Earlier this year, a paper from OpenAI and Stanford University researchers detailed a meeting between experts from fields like computer science, political science, and philosophy. The group concluded that companies like Google and OpenAI, which control the largest known language models in the world, have only a matter of months to set standards around the ethical use of the technology before it’s too late.

The DeepMind paper joins a series of works that highlight NLP shortcomings. In late March, nearly 30 businesses and universities from around the world found major issues in an audit of five popular multilingual datasets used for machine translation.

A paper written about that audit found that in a significant fraction of the major dataset portions evaluated, less than 50% of the sentences were of acceptable quality, according to more than 50 volunteers from the NLP community.

Businesses and organizations listed as coauthors of that paper include Google and Intel Labs and come from China, Europe, the United States, and multiple nations in Africa.

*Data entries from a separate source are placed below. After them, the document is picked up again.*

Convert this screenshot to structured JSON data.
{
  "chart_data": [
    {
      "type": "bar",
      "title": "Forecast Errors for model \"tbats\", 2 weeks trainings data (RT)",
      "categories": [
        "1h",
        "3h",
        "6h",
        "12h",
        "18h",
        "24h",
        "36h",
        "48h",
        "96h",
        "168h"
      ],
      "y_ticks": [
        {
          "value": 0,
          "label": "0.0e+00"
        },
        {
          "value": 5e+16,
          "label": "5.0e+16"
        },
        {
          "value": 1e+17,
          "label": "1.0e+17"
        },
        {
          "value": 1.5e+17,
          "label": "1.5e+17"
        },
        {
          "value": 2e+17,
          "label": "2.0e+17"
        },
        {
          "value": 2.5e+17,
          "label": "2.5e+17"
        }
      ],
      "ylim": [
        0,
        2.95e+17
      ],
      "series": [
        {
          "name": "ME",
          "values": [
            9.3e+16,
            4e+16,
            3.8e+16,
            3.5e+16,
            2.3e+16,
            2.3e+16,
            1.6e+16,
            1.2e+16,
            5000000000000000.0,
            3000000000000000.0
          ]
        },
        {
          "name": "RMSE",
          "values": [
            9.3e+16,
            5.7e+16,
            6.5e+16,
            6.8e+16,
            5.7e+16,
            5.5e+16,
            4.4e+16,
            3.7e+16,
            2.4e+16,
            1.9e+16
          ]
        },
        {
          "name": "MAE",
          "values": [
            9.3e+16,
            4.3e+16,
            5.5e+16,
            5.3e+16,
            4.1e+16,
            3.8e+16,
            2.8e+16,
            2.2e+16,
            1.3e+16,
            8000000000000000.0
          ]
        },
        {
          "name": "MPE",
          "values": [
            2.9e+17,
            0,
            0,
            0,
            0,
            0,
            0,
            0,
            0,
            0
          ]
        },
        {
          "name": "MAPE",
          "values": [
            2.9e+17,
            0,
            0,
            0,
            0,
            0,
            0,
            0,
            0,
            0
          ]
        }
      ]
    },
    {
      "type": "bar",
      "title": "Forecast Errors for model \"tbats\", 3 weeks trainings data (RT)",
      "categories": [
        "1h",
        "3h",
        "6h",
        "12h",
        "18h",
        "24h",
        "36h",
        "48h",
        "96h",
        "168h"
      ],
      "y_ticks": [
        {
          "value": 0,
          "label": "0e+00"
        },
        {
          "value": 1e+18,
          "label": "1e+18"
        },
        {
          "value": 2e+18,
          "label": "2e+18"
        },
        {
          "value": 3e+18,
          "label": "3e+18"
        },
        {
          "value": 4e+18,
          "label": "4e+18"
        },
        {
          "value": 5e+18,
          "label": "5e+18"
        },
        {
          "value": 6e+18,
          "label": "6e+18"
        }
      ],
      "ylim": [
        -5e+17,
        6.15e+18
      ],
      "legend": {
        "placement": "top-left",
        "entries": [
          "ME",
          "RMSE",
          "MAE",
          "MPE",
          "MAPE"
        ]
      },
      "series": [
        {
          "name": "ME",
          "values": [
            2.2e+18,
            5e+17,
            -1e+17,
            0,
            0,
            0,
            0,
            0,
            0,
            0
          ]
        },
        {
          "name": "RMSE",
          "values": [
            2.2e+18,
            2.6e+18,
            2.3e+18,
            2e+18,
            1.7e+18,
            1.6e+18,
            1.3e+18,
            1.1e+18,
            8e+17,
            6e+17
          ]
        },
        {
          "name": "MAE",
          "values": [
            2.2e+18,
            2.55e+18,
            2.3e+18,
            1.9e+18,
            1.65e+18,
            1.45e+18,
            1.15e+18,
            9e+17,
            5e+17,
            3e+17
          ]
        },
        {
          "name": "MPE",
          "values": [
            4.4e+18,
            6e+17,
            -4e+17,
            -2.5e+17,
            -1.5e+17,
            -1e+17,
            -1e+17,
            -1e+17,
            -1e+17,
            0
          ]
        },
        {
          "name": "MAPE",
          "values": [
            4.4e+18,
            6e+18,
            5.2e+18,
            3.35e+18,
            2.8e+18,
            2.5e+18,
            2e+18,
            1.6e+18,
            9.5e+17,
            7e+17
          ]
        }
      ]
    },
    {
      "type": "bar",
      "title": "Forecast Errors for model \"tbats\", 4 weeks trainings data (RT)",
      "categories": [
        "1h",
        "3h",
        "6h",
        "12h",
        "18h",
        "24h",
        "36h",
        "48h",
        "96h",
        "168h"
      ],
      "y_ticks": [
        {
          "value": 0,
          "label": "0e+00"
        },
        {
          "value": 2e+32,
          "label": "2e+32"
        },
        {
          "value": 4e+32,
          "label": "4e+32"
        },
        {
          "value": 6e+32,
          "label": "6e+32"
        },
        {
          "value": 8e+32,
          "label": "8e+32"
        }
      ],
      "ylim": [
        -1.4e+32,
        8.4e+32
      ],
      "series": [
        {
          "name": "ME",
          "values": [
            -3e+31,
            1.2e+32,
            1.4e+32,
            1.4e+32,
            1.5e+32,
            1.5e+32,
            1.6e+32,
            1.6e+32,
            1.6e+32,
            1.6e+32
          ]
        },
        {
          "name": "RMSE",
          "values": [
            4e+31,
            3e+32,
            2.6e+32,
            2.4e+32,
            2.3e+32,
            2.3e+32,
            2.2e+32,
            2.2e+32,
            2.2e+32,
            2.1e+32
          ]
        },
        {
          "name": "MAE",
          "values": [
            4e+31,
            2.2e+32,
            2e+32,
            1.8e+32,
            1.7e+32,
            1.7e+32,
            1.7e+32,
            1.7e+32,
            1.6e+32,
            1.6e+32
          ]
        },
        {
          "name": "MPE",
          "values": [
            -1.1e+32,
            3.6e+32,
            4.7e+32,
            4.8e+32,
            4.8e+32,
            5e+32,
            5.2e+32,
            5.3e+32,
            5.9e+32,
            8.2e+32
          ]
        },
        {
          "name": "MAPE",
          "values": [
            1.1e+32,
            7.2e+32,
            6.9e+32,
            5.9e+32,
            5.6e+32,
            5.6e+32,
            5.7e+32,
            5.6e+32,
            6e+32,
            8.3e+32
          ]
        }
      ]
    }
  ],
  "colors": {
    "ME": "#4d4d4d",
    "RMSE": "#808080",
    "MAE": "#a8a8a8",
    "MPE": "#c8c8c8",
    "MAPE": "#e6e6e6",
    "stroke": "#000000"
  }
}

Coauthors include the Sorbonne University (France), the University of Waterloo (Canada), and the University of Zambia. Major open source advocates also participated, like EleutherAI, which is working to replicate GPT-3; Hugging Face; and the Masakhane project to produce machine translation for African languages.

Consistent issues with mislabeled data arose during the audit, and volunteers found that a scan of 100 sentences in many languages could reveal serious quality issues, even to people who aren’t proficient in the language.

“We rated samples of 205 languages and found that 87 of them had under 50% usable data,” the paper reads. “As the scale of ML research grows, it becomes increasingly difficult to validate automatically collected and curated datasets.”

The paper also finds that building NLP models with datasets automatically drawn from the internet holds promise, especially in resolving issues encountered by low-resource languages, but there’s very little research today about data collected automatically for low-resource languages. The authors suggest a number of solutions, like the kind of documentation recommended in Google’s stochastic parrots paper or standard forms of review, like the datasheets and model cards Gebru prescribed or the dataset nutrition label framework.

In other news, researchers from Amazon, ChipBrain, and MIT found that test sets of the 10 most frequently cited datasets used by AI researchers have an average label error rate of 3.4%, impacting benchmark results.

This week, organizers of NeurIPS, the world’s largest machine learning conference, announced plans to create a new track devoted to benchmarks and datasets. A blog post announcing the news begins with the simple declaration that “There are no good models without good data.”

Last month, the 2021 AI Index, an annual report that attempts to define trends in academia, business, policy, and system performance, found that AI is industrializing rapidly. But it named a lack of benchmarks and testing methods as major impediments to progress for the artificial intelligence community.